4.3. Het Hof heeft onder 2 bewezenverklaard dat de verdachte:

"op 16 maart 1997 te Vuren, gemeente Lingewaal, ter uitvoering van het door verdachte voorgenomen misdrijf om tezamen en in vereniging met een ander met het oogmerk van wederrechtelijke toe-eigening uit een bedrijfspand, gelegen aan de Industrieweg nummer 3 aldaar, weg te nemen een hoeveelheid kleding en/of cosmetica, in elk geval datgene wat van hun gading zou blijken te zijn, toebehorende aan PEBO Gorinchem BV en zich daarbij de toegang tot voornoemd bedrijfspand te verschaffen door middel van braak en/of inklimming,tezamen en in vereniging met een ander als volgt heeft gehandeld: zijnde dan wel hebbende hij, verdachte, en/of zijn mededader een telefoonlijnkabel opgegraven en doorgezaagd en een raam geforceerd en door de aldus ontstane opening naar binnen gegaan en een kastje van een alarm vernield, zijnde de uitvoering van dat voorgenomen misdrijf niet voltooid;"

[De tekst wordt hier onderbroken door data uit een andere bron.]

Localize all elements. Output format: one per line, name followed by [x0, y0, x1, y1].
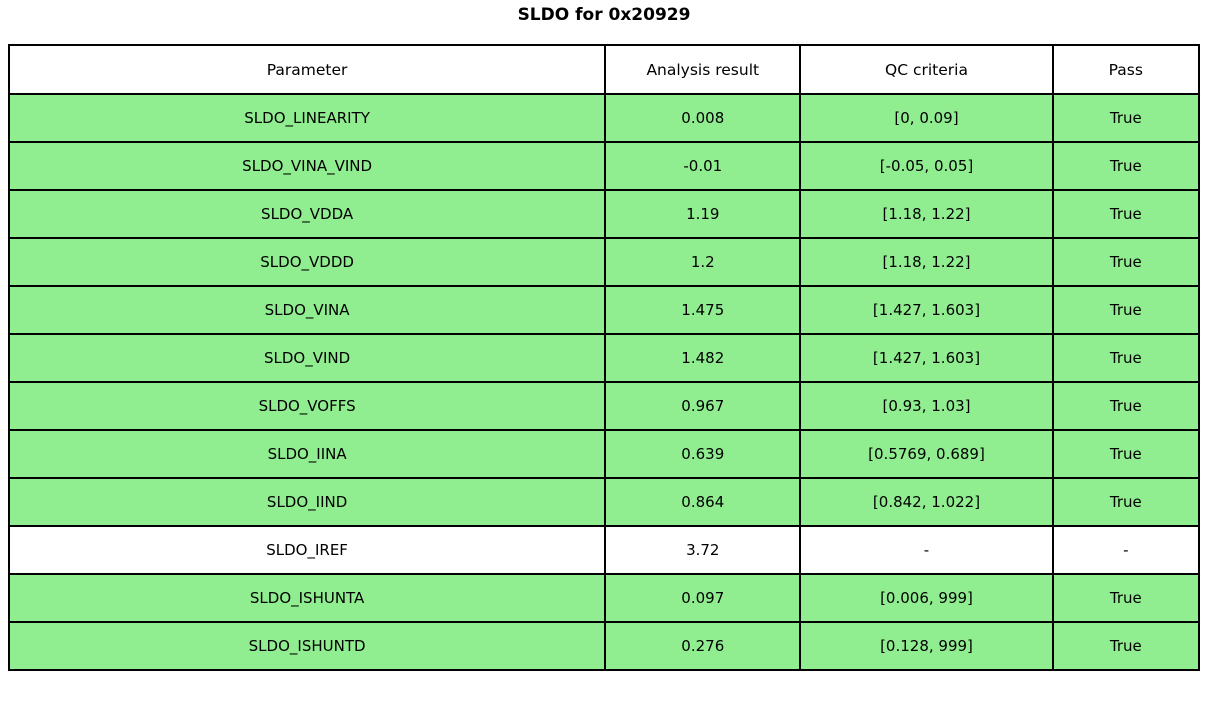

4.4. Die bewezenverklaring berust onder meer op een als bewijsmiddel 7a aangeduid geschrift met als opschrift "Overzicht aktie" dat, voorzover van belang voor de beoordeling van het middel, inhoudt:

"Onder de waterleiding werd vervolgens de telefoondraad blootgelegd en doorgezaagd."

4.5. Het Hof heeft gelet op het hiervoor onder 4.4 weergegeven bewijsmiddel het in de tenlastelegging vermelde "door/kapot geknipt" klaarblijkelijk als een kennelijke vergissing beschouwd en heeft dit verbeterd gelezen als "doorgezaagd". Daarin ligt besloten 's Hofs oordeel dat door die vergissing bij de verdachte geen onduidelijkheid heeft bestaan met betrekking tot hetgeen hem wordt verweten, zodat hij door de verbeterde lezing niet in zijn verdediging is geschaad. Die feitelijke oordelen zijn niet onbegrijpelijk, mede in aanmerking genomen dat het hier om een aanpassing van ondergeschikte betekenis gaat, die geen wezenlijke wijziging in de feitelijke omschrijving van het feit heeft teweeggebracht.

Van grondslagverlating is dus geen sprake.

4.6. Het middel is dus tevergeefs voorgesteld.

5. Slotsom

Nu de Hoge Raad geen grond aanwezig oordeelt waarop de bestreden uitspraak ambtshalve zou behoren te worden vernietigd, brengt hetgeen hiervoor is overwogen mee dat als volgt moet worden beslist.

6. Beslissing

De Hoge Raad:

Vernietigt de bestreden uitspraak, maar uitsluitend wat betreft de duur van de opgelegde gevangenisstraf;

Vermindert deze in die zin dat deze 26 maanden beloopt;

Verwerpt het beroep voor het overige.

Dit arrest is gewezen door de vice-president F.H. Koster als voorzitter, en de raadsheren G.J.M. Corstens en J.W. Ilsink, in bijzijn van de waarnemend griffier M.T.E. van Huut, en uitgesproken op 20 december 2005.